Music Reviews
Some Cities

Doves Some Cities

(Heavenly) Rating - 1/10

Oh dear oh dear oh dear.

Dearest Heavenly Doves - they flapped up out of the shadowy cobbled canyons and back-alleys of Salford and Ardwick like a trio of cheeky, if ageing, angelic messengers and sang to us - my God how they sang! - filling those portentous days of 2000 with beauty and magic and yearning and excitement and hope. So this was what the twenty-first century was going to be like! Lost Souls was so brim-full of fine music that to this day I can only think of a handful of début albums that comes close in terms of sheer consistency of brilliance. Firesuite, Here It Comes, Break Me Gently, Rise, Lost Souls, The Man Who Told Everything, The Cedar Room, A House ... Just to repeat the titles is to start it all over again. Each one a gem, a marvel, a little piece of perfection. Stop! Be still, my tender heart!

So what happened?

God knows. Everyone's allowed a sophomore that sucks - it's practically de rigeur - so we'll overlook The Last Broadcast. Me, I think the tiniest seed of an explanation lay in the way Andy started thrashing the drums like a runaway pile-driver at the end of Lost Souls on Lost Souls - that got expanded to a complete song in itself - Pounding - in Last Broadcast - that became a chart hit and a Doves signature - that became this ... et voilá ... merde happens.
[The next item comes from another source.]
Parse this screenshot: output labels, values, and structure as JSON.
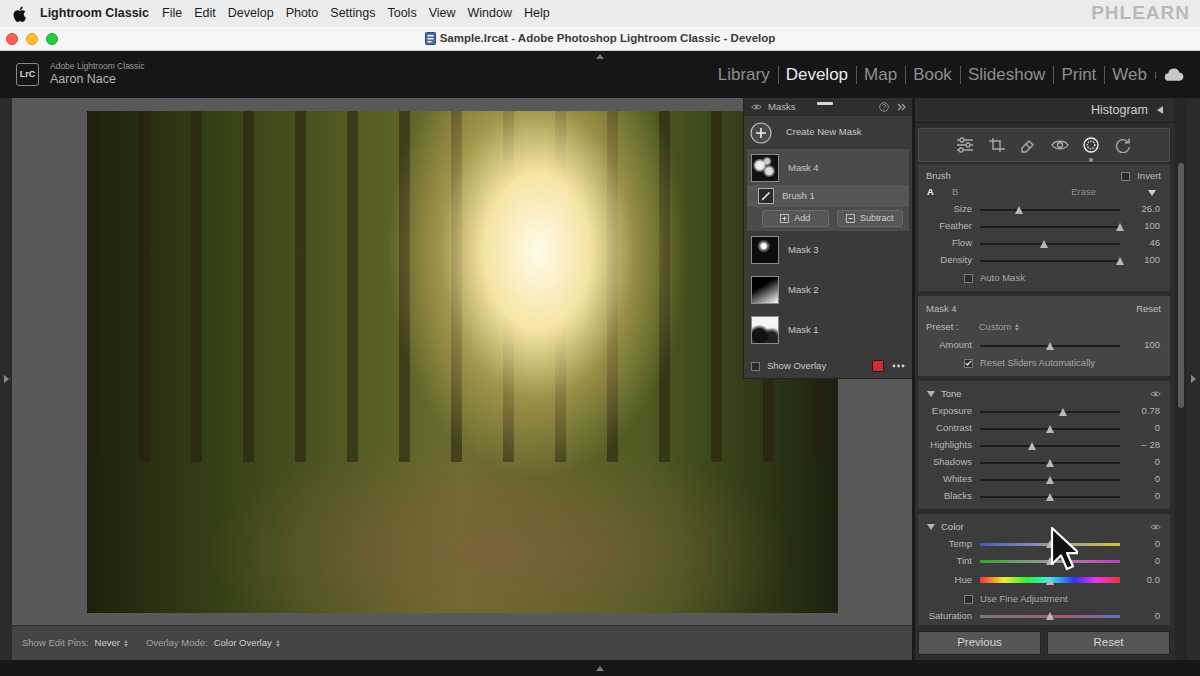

Some Cities is the kind of predigested pap they spread on Hovis and dish out on Jolly Hospital FM to the poor sods lying in corridors into their second year of waiting for hip replacements on the NHS - something a bit like The Kinks with a hint of Northern Soul tossed in to take your mind off the screams. There's no connection whatsoever between this odious battery-farm ordure and the nourishing free-range organic wholesomeness that was Lost Souls. Lost Souls was glorious, life-enhancing, complex, inspirational music. Some Cities is just shit, shrink-wrapped in patronising corporate sleaze-speak that tries to make out it's some sort of a concept album 'about' the changing face of Manchester. Ena Sharples! If I were a Mancunian (which I am, come to think of it) I'd say what a load of old toss. Poo. Take it away. Go rattle your tin at someone else.